Pero cuando llegan estas fechas navideñas el parque se convierte en temático. Se instala una pista de hielo que rodea el kiosco, múltiples casetas de madera que parecen sacadas de un western, una gran jaima calefactada que a las 13.00 horas del miércoles, 3 de diciembre del año en curso, los operarios proceden a levantar con la disciplina que debieron utilizar los constructores de las pirámides y, quizá lo más importante, una feria de tiovivos y carruseles que al peatón le conduce sin necesidad de máquina del tiempo a la infancia. La mejor canción sobre estos prodigios modestos la escribió Serrat y se titula ‘El carrusel del Furo’, aunque don Joan Manuel no podía adivinar cuando la compuso que tan sólo un par de décadas después resultaría por completo inverosímil la venta de dos boletos por un duro. Y no sólo porque ya no hay duros.

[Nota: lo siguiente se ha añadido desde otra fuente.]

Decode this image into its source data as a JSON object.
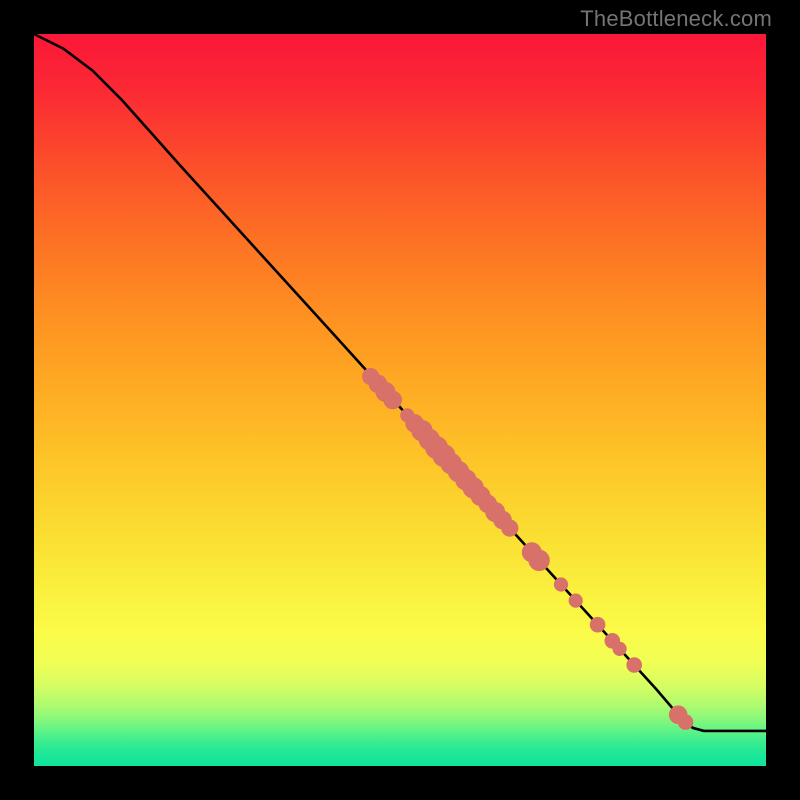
{
  "watermark": "TheBottleneck.com",
  "colors": {
    "background": "#000000",
    "curve": "#000000",
    "marker": "#d87169",
    "watermark": "#747474"
  },
  "chart_data": {
    "type": "line",
    "title": "",
    "xlabel": "",
    "ylabel": "",
    "xlim": [
      0,
      100
    ],
    "ylim": [
      0,
      100
    ],
    "curve": [
      {
        "x": 0,
        "y": 100
      },
      {
        "x": 4,
        "y": 98
      },
      {
        "x": 8,
        "y": 95
      },
      {
        "x": 12,
        "y": 91
      },
      {
        "x": 16,
        "y": 86.5
      },
      {
        "x": 20,
        "y": 82
      },
      {
        "x": 25,
        "y": 76.5
      },
      {
        "x": 30,
        "y": 71
      },
      {
        "x": 35,
        "y": 65.5
      },
      {
        "x": 40,
        "y": 60
      },
      {
        "x": 45,
        "y": 54.5
      },
      {
        "x": 50,
        "y": 49
      },
      {
        "x": 55,
        "y": 43.5
      },
      {
        "x": 60,
        "y": 38
      },
      {
        "x": 65,
        "y": 32.5
      },
      {
        "x": 70,
        "y": 27
      },
      {
        "x": 75,
        "y": 21.5
      },
      {
        "x": 80,
        "y": 16
      },
      {
        "x": 85,
        "y": 10.5
      },
      {
        "x": 88,
        "y": 7
      },
      {
        "x": 90,
        "y": 5.2
      },
      {
        "x": 91.5,
        "y": 4.8
      },
      {
        "x": 100,
        "y": 4.8
      }
    ],
    "markers": [
      {
        "x": 46,
        "y": 53.2,
        "r": 2.2
      },
      {
        "x": 47,
        "y": 52.2,
        "r": 2.4
      },
      {
        "x": 48,
        "y": 51.1,
        "r": 2.6
      },
      {
        "x": 49,
        "y": 50.0,
        "r": 2.4
      },
      {
        "x": 51,
        "y": 47.9,
        "r": 1.8
      },
      {
        "x": 52,
        "y": 46.8,
        "r": 2.4
      },
      {
        "x": 53,
        "y": 45.8,
        "r": 2.8
      },
      {
        "x": 54,
        "y": 44.6,
        "r": 2.8
      },
      {
        "x": 55,
        "y": 43.5,
        "r": 3.0
      },
      {
        "x": 56,
        "y": 42.4,
        "r": 3.0
      },
      {
        "x": 57,
        "y": 41.3,
        "r": 2.8
      },
      {
        "x": 58,
        "y": 40.2,
        "r": 2.8
      },
      {
        "x": 59,
        "y": 39.1,
        "r": 2.8
      },
      {
        "x": 60,
        "y": 38.0,
        "r": 2.8
      },
      {
        "x": 61,
        "y": 36.9,
        "r": 2.6
      },
      {
        "x": 62,
        "y": 35.8,
        "r": 2.4
      },
      {
        "x": 63,
        "y": 34.7,
        "r": 2.6
      },
      {
        "x": 64,
        "y": 33.6,
        "r": 2.4
      },
      {
        "x": 65,
        "y": 32.5,
        "r": 2.2
      },
      {
        "x": 68,
        "y": 29.2,
        "r": 2.6
      },
      {
        "x": 69,
        "y": 28.1,
        "r": 2.8
      },
      {
        "x": 72,
        "y": 24.8,
        "r": 1.8
      },
      {
        "x": 74,
        "y": 22.6,
        "r": 1.8
      },
      {
        "x": 77,
        "y": 19.3,
        "r": 2.0
      },
      {
        "x": 79,
        "y": 17.1,
        "r": 2.0
      },
      {
        "x": 80,
        "y": 16.0,
        "r": 1.8
      },
      {
        "x": 82,
        "y": 13.8,
        "r": 2.0
      },
      {
        "x": 88,
        "y": 7.0,
        "r": 2.4
      },
      {
        "x": 89,
        "y": 6.0,
        "r": 2.0
      }
    ]
  }
}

Según cuentan los papás, los niños que regresan de sus patinazos a casa lo hacen empapados y ruego que no vean en lo anterior un juego de palabras. También es sabido que un considerable número de practicantes de las artes del patinaje tienden a romperse la frágil crisma durante sus evoluciones coreográficas, supongo que para dar trabajo a los desocupados traumatólogos.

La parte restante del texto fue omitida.